Billy Connolly - his humour will help him through |
If his Parkinson’s symptoms are anything like mine, we wouldn’t even make contact!
As a fellow ‘victim’ (I quote the word ‘victim’ because I have no problem living with the condition), I want Billy to know that Parkinson’s is not the beginning of the end.
It’s the beginning of a new challenge…and a reason to be cheerful rather than fearful. Let’s face it, we’ll both die with it, not from it.
I’ve been living with Parkinson’s for four years, during which time my writing hand (the left) has developed a tremor which worsens as stress levels increase. As a result, I am often unable to write my name – particularly if someone else is looking on.
It’s embarrassing and also gives me an insight into how someone with severe dyslexia must feel when faced with filling in a form.
The bonus for me is that, accompanied by my shakes, I have joined an art class…and have amazed myself by producing very acceptable canvases using my RIGHT hand.
I prefer to shrug off the negatives. The left side of my body retains water, my hands are bloated and my legs are gradually weakening. I find it increasingly difficult to stand up from a sitting position and my neck, back and buttocks ache without a break.
That’s nothing to laugh about - but the consolation is that I can still lead an active life, unlike those who can’t stand up at all or are struck down by the likes of cancer, a stroke or a major heart attack.
In my case, the old heart is still pumping relatively satisfactorily, albeit with the aid of three stents in my coronary arteries. My response is to be grateful that the treatment for angina was carried out under national health cover, leaving me with, wait for it, more money than stents.
Billy Connolly is in a different league to me when it comes to making people laugh. But funny men are often the saddest of people away from public gaze. Remember Tony Hancock?
In the unlikely event of Billy reading this article, I want him to know that nothing need change just because he has Parkinson’s.

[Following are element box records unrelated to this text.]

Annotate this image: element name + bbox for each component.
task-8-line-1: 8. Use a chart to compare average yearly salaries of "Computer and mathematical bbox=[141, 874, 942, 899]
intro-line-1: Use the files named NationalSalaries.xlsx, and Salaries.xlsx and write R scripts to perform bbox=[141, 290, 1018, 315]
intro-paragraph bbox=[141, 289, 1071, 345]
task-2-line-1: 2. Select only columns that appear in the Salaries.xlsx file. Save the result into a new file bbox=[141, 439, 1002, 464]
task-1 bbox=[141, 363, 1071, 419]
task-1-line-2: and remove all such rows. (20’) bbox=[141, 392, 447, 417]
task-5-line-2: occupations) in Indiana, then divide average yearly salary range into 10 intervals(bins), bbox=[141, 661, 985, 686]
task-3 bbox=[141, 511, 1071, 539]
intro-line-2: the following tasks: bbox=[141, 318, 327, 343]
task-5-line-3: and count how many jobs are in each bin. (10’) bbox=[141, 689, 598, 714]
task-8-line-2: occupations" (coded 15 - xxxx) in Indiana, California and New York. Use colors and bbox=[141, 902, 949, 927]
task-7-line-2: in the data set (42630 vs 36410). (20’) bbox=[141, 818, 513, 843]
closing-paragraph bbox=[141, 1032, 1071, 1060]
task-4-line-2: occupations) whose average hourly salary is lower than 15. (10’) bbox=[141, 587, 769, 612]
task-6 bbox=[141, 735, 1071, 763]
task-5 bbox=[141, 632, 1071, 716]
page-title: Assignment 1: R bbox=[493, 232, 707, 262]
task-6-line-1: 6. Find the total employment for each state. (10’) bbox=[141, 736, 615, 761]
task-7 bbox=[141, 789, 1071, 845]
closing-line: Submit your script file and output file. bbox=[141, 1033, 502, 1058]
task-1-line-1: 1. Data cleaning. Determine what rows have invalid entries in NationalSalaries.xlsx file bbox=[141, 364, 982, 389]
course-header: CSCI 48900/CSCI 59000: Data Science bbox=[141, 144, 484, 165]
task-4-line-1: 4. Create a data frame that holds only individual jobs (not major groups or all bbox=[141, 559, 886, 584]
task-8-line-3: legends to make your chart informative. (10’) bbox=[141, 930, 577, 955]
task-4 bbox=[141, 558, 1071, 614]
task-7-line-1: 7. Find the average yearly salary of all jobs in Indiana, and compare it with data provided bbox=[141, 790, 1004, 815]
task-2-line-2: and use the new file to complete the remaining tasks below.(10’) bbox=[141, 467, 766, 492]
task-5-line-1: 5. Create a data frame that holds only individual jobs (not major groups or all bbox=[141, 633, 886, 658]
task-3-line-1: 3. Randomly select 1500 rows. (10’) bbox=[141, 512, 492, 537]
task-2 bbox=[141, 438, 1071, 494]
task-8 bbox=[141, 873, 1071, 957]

I’m only a couple of years younger than him, yet manage to combine a limited writing career with an active social life. But I’ll never have the sort of courage another comedy great, Bob Monkhouse, showed in the final weeks of his life.
Bob never lost his brilliant sense of humour and his legacy of laughter taught me to utilise every waking hour now that my body has begun to creak.
A couple of years ago, I wrote an article in which I said I’d found a true inspiration in Monkhouse and believed that the best antidote to illness and ageing is laughter.
When Bob knew he was dying from prostate cancer, he not only kept smiling - he incorporated it into his act.
Not long before his death, he joked on Michael Parkinson’s chat show that when his doctor told him his illness was terminal, he asked: ‘How long do I have?’’
‘‘Ten,’’ said the doctor.
‘‘Is that weeks, months. what exactly?’’ asked Bob.
The doctor looked at his watch.
“Nine, eight, seven...’’
That wisecrack reignited my belief that when old age and/or illness strike, the most effective way to fight it is to have a little giggle about life, no matter how difficult that may be.
I half expected Monkhouse to throw in a line about his unique ‘sense of tumour’. He didn’t – but there's a fair bet he is up there in his celestial home right now haranguing St Peter with his one-liners.
In the meantime, I have told my kids and grandkids I want to hear them singing at my funeral, not being just plain miserable.
Top of my posthumous pop plan are a couple of choruses of 'Always Look on the Bright Side of Death’. And I have no objection if they want to throw in a line or two of ‘I Was What I Was’.
I won’t be able to join in, of course – but I’m sure I’ll hear it, wherever I’m not.
In the meantime, I look forward to seeing Billy Connolly presenting his own Parkinson Show.
Now that really would be taking the Michael.